‘Blessings on his sacred head, I do! Did he not teach us to grow potatoes and smoke tobacco? I’d forgive a man a good deal in consideration of such lasting benefits.’
‘Please recollect he was one of the English who accompanied Lord Grey to the South of Ireland, and took part in the attack on a great castle there. All the inmates were slaughtered. A few women, some of them pregnant, were hanged. A servant of Saunders, an Irish gentleman, and a priest were hanged, also. The bodies, six hundred in all, were stripped and laid out upon the sands—“as gallant, goodly personages,” said Grey, “as were ever beheld.” Was not that murderous work?’

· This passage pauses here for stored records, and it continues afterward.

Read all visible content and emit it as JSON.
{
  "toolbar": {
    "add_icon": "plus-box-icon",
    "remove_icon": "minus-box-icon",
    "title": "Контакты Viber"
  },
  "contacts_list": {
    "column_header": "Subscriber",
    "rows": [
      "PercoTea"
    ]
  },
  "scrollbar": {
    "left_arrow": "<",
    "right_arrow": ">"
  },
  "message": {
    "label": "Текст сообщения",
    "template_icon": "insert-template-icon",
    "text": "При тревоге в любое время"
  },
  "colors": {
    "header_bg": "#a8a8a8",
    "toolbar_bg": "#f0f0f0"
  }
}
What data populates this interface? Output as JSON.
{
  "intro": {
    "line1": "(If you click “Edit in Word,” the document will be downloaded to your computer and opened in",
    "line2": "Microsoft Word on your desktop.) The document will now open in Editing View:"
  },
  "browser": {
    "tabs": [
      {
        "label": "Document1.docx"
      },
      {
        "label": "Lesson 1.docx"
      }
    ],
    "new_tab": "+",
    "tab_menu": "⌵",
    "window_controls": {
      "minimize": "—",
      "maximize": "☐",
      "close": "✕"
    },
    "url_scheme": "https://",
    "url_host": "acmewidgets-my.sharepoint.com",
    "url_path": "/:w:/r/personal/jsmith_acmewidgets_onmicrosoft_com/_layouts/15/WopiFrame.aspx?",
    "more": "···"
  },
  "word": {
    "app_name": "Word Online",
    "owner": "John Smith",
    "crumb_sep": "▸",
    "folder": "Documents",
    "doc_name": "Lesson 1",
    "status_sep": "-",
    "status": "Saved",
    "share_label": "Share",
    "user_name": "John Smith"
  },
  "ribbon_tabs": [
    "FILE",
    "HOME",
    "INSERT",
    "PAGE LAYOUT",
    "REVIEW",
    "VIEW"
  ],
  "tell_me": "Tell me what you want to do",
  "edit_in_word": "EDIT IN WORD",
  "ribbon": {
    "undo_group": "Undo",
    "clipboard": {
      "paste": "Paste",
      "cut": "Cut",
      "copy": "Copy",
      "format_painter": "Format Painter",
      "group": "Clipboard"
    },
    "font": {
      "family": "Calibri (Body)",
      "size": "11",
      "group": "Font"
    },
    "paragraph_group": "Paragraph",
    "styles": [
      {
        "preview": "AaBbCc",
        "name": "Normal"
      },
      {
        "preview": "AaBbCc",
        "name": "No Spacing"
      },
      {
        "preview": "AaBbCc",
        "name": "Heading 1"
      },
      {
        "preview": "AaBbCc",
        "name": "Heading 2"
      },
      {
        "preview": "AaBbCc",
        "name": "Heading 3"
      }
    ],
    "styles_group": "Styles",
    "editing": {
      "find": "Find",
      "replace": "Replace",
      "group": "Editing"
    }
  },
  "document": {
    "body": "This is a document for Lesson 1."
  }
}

‘It was indeed,’ said Wentworth sadly. ‘But why treasure up such deeds of blood done ages ago? It is not Christian. The Bible tells us to forgive our enemies.’
‘But it is human nature. We Irishmen have long memories. Such things can never be forgotten or forgiven.’

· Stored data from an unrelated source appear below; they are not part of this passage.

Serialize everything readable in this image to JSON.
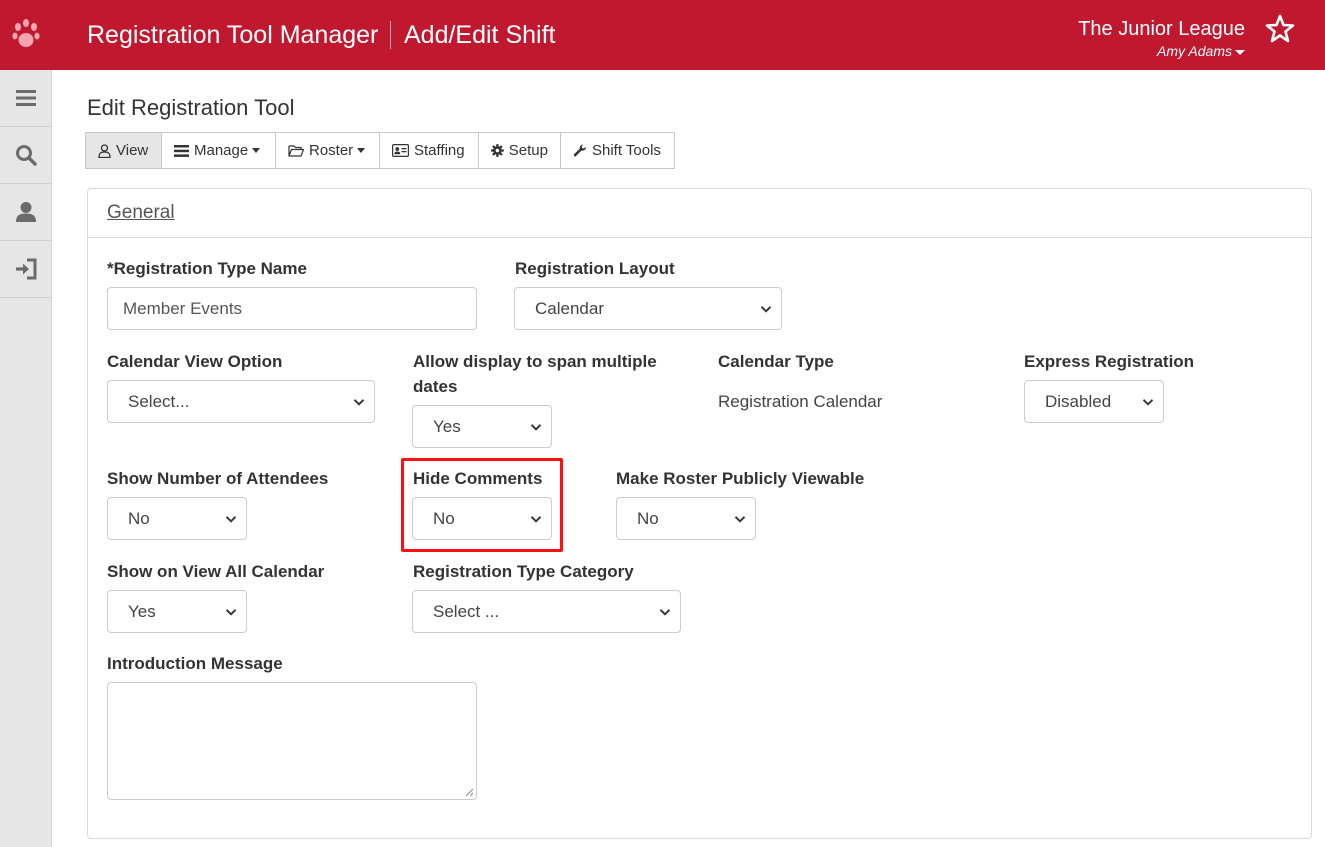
{
  "header": {
    "app_title": "Registration Tool Manager",
    "page_subtitle": "Add/Edit Shift",
    "org_name": "The Junior League",
    "user_name": "Amy Adams",
    "brand_color": "#c0182e"
  },
  "sidebar": {
    "items": [
      {
        "name": "menu",
        "icon": "hamburger-icon"
      },
      {
        "name": "search",
        "icon": "search-icon"
      },
      {
        "name": "profile",
        "icon": "user-icon"
      },
      {
        "name": "logout",
        "icon": "sign-out-icon"
      }
    ]
  },
  "page": {
    "title": "Edit Registration Tool"
  },
  "toolbar": {
    "view_label": "View",
    "manage_label": "Manage",
    "roster_label": "Roster",
    "staffing_label": "Staffing",
    "setup_label": "Setup",
    "shift_tools_label": "Shift Tools"
  },
  "section": {
    "title": "General"
  },
  "form": {
    "registration_type_name": {
      "label": "*Registration Type Name",
      "value": "Member Events"
    },
    "registration_layout": {
      "label": "Registration Layout",
      "value": "Calendar"
    },
    "calendar_view_option": {
      "label": "Calendar View Option",
      "value": "Select..."
    },
    "allow_span": {
      "label_line1": "Allow display to span multiple",
      "label_line2": "dates",
      "value": "Yes"
    },
    "calendar_type": {
      "label": "Calendar Type",
      "value": "Registration Calendar"
    },
    "express_registration": {
      "label": "Express Registration",
      "value": "Disabled"
    },
    "show_number_attendees": {
      "label": "Show Number of Attendees",
      "value": "No"
    },
    "hide_comments": {
      "label": "Hide Comments",
      "value": "No"
    },
    "roster_public": {
      "label": "Make Roster Publicly Viewable",
      "value": "No"
    },
    "show_view_all_calendar": {
      "label": "Show on View All Calendar",
      "value": "Yes"
    },
    "registration_type_category": {
      "label": "Registration Type Category",
      "value": "Select ..."
    },
    "introduction_message": {
      "label": "Introduction Message",
      "value": ""
    }
  }
}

‘There I think you’re wrong. Besides, in the case you refer to the victims were chiefly foreigners, who had no business there, who had come merely for the sake of fighting. What was done in barbarous times would not be permitted now. Let us strive to be better friends. You Irishmen come to England and we welcome you at the bar, on the press, in trade, in the army or navy, or the public service. I will go further still. It is a shame that when a bridge is to be built over the Shannon you have to come to London. You ought to manage your own local affairs. But England is an empire, and high-spirited, intelligent Irishmen would rather take part in Imperial politics than shine in a local Parliament. Home Rule will not satisfy the natural aspirations of an Irishman of talent. I met an old Dutch naval captain at Flushing who complained to me one day bitterly of the hardship of his lot. When he was born Holland was a part of France; now Holland was independent, and he was a citizen of a little principality rather than of a great empire. It will be so with the Irishman of the future—or an Irishman in search of a career.’

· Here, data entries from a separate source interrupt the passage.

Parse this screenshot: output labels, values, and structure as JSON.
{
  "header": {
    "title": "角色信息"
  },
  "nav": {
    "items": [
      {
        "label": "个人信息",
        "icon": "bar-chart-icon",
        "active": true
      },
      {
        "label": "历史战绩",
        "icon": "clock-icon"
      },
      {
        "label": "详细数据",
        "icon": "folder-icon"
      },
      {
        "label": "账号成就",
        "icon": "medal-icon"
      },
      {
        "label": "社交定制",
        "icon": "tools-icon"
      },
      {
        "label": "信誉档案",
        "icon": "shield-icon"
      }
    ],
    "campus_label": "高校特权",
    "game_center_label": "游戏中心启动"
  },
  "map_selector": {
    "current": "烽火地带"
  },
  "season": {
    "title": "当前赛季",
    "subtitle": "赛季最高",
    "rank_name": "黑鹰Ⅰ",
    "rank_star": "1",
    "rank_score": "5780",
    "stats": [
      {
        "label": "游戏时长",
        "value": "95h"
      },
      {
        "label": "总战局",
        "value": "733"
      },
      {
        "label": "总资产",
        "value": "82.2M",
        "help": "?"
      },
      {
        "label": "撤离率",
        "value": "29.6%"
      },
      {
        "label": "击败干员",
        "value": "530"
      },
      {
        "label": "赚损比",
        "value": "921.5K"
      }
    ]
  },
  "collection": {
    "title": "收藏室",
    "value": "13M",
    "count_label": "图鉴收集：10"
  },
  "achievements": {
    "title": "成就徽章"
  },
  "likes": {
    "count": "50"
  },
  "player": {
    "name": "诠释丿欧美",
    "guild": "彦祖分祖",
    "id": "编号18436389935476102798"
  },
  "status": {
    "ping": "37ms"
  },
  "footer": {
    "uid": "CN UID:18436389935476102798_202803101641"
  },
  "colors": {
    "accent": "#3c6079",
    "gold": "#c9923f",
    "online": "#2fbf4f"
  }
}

‘But, sir, is not a desire for Ireland’s nationality a reasonable one?’
‘Undoubtedly; but Ireland never was a nation. It was always torn with dissension; with leaders and lords ready to kill each other, only kept from doing so by England. No one would rejoice to see Ireland a nation more than I, but that is a dream of which I despair.’
‘But Home Rule will make Ireland a nation.’
‘How can you say that, sir?’ said Wentworth indignantly. ‘It is in the Protestant north that the strength of Ireland lies; it is there you meet intelligence and industry and wealth; it is there you see what Ireland might become. In all other parts of Ireland, what do you see but wretchedness and poverty? There is a permanent line of separation which not even Home Rule can obliterate.’
‘You are very outspoken, Mr. Wentworth—more so than is politic, I fear,’ said the reverend Father, with a bitter smile. ‘We have many Irish voters in this borough, and I fear they will be unable to give you their support; and Irish support is a matter of some consequence. In many borough elections they can turn the scale.’